In between winning the Women’s World Cup and going on their victory tour to getting ready for the Summer Olympics where they are favorites to win gold, the United States Women’s National Team needed to strike while the iron is hot to get their word out that they feel they are not being paid comparatively to players on the Men’s National Team. As they are currently in court with U.S. Soccer for a disagreement on their Collective Bargaining Agreement, the USWNT has also accused U.S. Soccer of wage discrimination to the Equal Employment Opportunity Commission comparing their pay to their male counterparts.
Lawyers for five of its top stars, Carli Lloyd, Alex Morgan, Megan Rapinoe, Becky Sauerbrunn and Hope Solo are saying that they are getting paid four times less than the men even after winning the Women’s World Cup and going on a Victory Tour that filled football stadiums (as long as the turf wasn’t terrible).
Sports Illustrated went through some of the ways men are being paid more than women including friendlies (women – $1,350/win, men – $5,000/loss), World Cup roster bonuses (women – up to $30,000, men – $68,750), World Cup point bonuses (women – $0, men – $218,750 split among players per point earned, earned four points in 2014 World Cup) and making the knockout round (women – $0, men – $4,500,000 split among players). Even in things like per diem (women – $50 domestic, men – $62.50 domestic) and sponsor appearances (women – $3,000, men – $3,750), the men make more.
Some may say in terms of the World Cup bonuses that the men get theirs earlier because they aren’t expected to win the World Cup, unlike the women. Well, ignoring that the women still get paid way less to win the Women’s World Cup ($75,000) than the men do making the knockout stage of the World Cup (about $196,000), that’s like an honor roll student getting nothing as a reward for straight A’s on her report card because she’s been getting straight A’s for years and is expected to in the future while her slacker brother gets ice cream for getting straight C’s when he always gets D’s on his report card. You can imagine the straight A sister getting upset about that, that’s what’s happening now with the USWNT.
The USWNT isn’t messing around in court either, they have Jeffrey Kessler representing them.
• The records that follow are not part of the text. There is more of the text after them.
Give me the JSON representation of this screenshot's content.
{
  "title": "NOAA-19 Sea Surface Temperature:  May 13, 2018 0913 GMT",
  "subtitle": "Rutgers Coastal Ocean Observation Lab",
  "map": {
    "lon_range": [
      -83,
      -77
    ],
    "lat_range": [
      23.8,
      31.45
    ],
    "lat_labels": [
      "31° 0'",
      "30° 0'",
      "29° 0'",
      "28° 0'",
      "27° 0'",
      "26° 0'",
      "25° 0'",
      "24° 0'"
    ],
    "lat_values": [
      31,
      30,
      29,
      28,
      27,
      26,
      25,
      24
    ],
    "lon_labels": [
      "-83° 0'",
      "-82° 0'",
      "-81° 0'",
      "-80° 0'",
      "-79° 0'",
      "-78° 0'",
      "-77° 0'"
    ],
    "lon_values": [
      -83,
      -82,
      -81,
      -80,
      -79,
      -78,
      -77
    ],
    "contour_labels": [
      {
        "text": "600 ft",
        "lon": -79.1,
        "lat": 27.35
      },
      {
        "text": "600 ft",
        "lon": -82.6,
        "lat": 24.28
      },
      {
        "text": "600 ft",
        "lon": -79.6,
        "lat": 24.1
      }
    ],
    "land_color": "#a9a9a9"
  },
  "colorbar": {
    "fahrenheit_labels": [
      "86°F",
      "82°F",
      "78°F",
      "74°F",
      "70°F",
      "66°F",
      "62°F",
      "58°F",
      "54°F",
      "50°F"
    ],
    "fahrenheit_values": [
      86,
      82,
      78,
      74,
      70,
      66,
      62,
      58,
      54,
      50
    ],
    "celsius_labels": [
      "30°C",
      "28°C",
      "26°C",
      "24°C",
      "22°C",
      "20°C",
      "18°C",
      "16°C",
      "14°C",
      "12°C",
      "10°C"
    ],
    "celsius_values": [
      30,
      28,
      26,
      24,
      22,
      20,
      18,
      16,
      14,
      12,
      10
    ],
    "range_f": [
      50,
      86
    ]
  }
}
He has been representing Tom Brady in his Deflategate case against the NFL. Kessler stated on behalf of the players:
“The reason the players have filed is because the USSF has made it clear that they will not consider equal pay [with USMNT] in the negotiations for a new agreement. So whether or not there’s an existing agreement, they won’t ever agree to make a change to give us the right salary. And the players have been very patient and have concluded now they have to bring a case.”
“These athletes have probably the strongest case for pay discrimination against women that I have ever seen. Because you have a situation where not only are their work requirements identical to the men’s requirements—the same number of minimum friendlies they have to play, the same requirements to prepare for their World Cups—but they have outperformed the men both economically and on the playing field in every possible way the last two years. So this isn’t a case where someone can come in and say the reason the men are paid more is because they are more economically successful or the men outperform the women or they’re not comparable in the same way.”
U.S. Soccer weighed in on the accusations by the players:
“We understand the Women’s National Team Players Association is filing a charge with the Equal Employment Opportunity Commission against U.S. Soccer. While we have not seen this complaint and can’t comment on the specifics of it, we are disappointed about this action. We have been a world leader in women’s soccer and are proud of the commitment we have made to building the women’s game in the United States over the past 30 years.”
Many in sports, both in and out of soccer will be interested to see how this turns out. This could be a turning point in not only sports but the workplace in general when it comes to women earning equal pay for equal work compared to the men.
UPDATE: U.S. Soccer released a statement concerning the allegations, committing to negotiating for a new CBA at the end of this year.